Introduction to Statistics in Psychology: PSY 201 - Department of ...

PSY 201 1
Introduction to Statistics in Psychology: PSY 201
Greg Francis, PhD
Department of Psychological Sciences
Psychological Sciences Building, Room 3174
(765) 494-6934
email: gfrancis@purdue.edu
http://www1.psych.purdue.edu/∼gfrancis/Classes/PSY201/
Homework 8
Due: 18 October 2009
Hand in your answers on a separate sheet of paper.
(1) A researcher develops a new theory that predicts that vegetarians will have more of a particular
vitamin in their blood than non-vegetarians. An experiment is conducted and vegetarians do have
more of the vitamin, but the difference is not significant. The probability value is 0.13. Should the
experimenter’s confidence in the theory increase, decrease, or stay the same Explain your choice.
(2) A significance test is performed and p = .20. Why can’t the experimenter claim that the
probability that the null hypothesis is true is .20
(3) You choose an alpha level of .01 and then analyze your data.
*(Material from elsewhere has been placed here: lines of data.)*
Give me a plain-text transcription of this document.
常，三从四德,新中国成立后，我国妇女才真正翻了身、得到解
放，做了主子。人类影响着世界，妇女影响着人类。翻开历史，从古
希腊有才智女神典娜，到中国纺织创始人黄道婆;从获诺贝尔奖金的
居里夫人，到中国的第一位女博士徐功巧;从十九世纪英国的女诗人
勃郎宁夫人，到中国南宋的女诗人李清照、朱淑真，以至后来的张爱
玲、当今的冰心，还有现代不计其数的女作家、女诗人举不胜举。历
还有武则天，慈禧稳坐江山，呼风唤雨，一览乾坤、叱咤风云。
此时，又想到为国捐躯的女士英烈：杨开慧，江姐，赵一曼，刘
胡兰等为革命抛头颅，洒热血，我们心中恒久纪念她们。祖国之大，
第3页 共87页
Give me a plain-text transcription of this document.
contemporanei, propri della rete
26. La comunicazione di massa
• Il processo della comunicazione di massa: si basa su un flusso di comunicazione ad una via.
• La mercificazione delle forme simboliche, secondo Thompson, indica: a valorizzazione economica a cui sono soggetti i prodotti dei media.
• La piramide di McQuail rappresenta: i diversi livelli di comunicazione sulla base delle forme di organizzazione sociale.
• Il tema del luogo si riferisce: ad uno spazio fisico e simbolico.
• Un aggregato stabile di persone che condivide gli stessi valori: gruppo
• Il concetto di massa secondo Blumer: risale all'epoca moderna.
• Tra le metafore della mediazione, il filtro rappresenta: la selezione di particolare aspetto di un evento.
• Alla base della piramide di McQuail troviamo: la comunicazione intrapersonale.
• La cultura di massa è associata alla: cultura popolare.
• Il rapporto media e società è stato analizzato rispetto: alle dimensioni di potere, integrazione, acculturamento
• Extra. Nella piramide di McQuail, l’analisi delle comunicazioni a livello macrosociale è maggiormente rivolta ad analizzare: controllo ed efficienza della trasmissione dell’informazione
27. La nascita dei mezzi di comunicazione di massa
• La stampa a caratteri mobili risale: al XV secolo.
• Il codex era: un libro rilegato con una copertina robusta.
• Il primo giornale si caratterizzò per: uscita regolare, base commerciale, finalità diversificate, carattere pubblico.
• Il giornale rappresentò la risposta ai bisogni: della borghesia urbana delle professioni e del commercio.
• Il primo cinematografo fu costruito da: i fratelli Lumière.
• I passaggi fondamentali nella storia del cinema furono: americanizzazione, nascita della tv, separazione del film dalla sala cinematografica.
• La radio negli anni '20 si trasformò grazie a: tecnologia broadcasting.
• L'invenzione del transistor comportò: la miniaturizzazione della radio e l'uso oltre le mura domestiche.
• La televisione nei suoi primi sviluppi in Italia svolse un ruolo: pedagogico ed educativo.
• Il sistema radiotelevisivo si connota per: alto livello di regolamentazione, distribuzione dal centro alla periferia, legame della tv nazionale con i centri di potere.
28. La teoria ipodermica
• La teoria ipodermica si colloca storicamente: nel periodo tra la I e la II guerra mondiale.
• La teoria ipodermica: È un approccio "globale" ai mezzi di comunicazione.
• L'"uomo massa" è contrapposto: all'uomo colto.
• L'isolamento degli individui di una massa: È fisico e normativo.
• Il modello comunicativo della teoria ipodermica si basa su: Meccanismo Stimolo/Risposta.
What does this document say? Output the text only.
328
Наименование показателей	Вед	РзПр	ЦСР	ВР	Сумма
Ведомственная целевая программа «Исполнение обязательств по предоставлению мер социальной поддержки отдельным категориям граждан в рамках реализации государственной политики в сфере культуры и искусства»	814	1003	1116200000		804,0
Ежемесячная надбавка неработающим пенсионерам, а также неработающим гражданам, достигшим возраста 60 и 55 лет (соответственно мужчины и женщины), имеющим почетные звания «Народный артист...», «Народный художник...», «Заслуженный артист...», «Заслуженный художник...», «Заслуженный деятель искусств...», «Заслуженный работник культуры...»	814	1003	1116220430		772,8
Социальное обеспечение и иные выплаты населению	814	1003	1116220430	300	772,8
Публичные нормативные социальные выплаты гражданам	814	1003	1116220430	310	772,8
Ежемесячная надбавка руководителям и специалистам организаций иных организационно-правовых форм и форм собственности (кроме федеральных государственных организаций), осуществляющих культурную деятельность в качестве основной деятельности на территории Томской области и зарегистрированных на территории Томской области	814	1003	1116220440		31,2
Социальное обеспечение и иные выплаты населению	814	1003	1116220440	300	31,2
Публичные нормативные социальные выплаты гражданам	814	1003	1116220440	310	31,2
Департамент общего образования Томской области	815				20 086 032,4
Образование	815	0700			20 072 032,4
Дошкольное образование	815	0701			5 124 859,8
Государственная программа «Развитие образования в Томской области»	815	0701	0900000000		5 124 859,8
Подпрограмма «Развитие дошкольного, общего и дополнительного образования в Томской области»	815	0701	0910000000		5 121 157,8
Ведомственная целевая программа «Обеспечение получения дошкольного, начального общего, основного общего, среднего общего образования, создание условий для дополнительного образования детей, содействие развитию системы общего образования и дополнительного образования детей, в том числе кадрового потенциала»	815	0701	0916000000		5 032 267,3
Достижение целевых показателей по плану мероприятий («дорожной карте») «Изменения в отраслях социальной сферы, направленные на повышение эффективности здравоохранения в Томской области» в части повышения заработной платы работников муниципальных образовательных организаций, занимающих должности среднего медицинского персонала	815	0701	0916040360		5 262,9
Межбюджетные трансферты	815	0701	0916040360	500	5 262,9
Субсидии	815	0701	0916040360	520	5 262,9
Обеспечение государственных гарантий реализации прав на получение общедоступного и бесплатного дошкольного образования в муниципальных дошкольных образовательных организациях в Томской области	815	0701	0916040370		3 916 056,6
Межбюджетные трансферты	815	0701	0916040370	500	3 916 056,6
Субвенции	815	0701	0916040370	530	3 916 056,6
a) What is the probability that you will make a Type I error given that the null hypothesis is
true
b) What is the probability that you will make a Type I error given that the null hypothesis is
false
(4) Although there is a popular belief that herbal remedies such as Ginkgo biloba and Ginseng
may improve learning and memory in healthy adults, these effects are usually not supported by
well-controlled research (Peresson et al., 2004). In a typical study, a researcher obtains a sample
of n = 36 participants and has each person take the herbal supplements every day for 90 days. At
the end of the 90 days, each person takes a standardized memory test. For the general population,
scores from the test are normally distributed with a mean of µ = 80 and a standard deviation of
σ = 18. The sample of research participants had an average of X = 84.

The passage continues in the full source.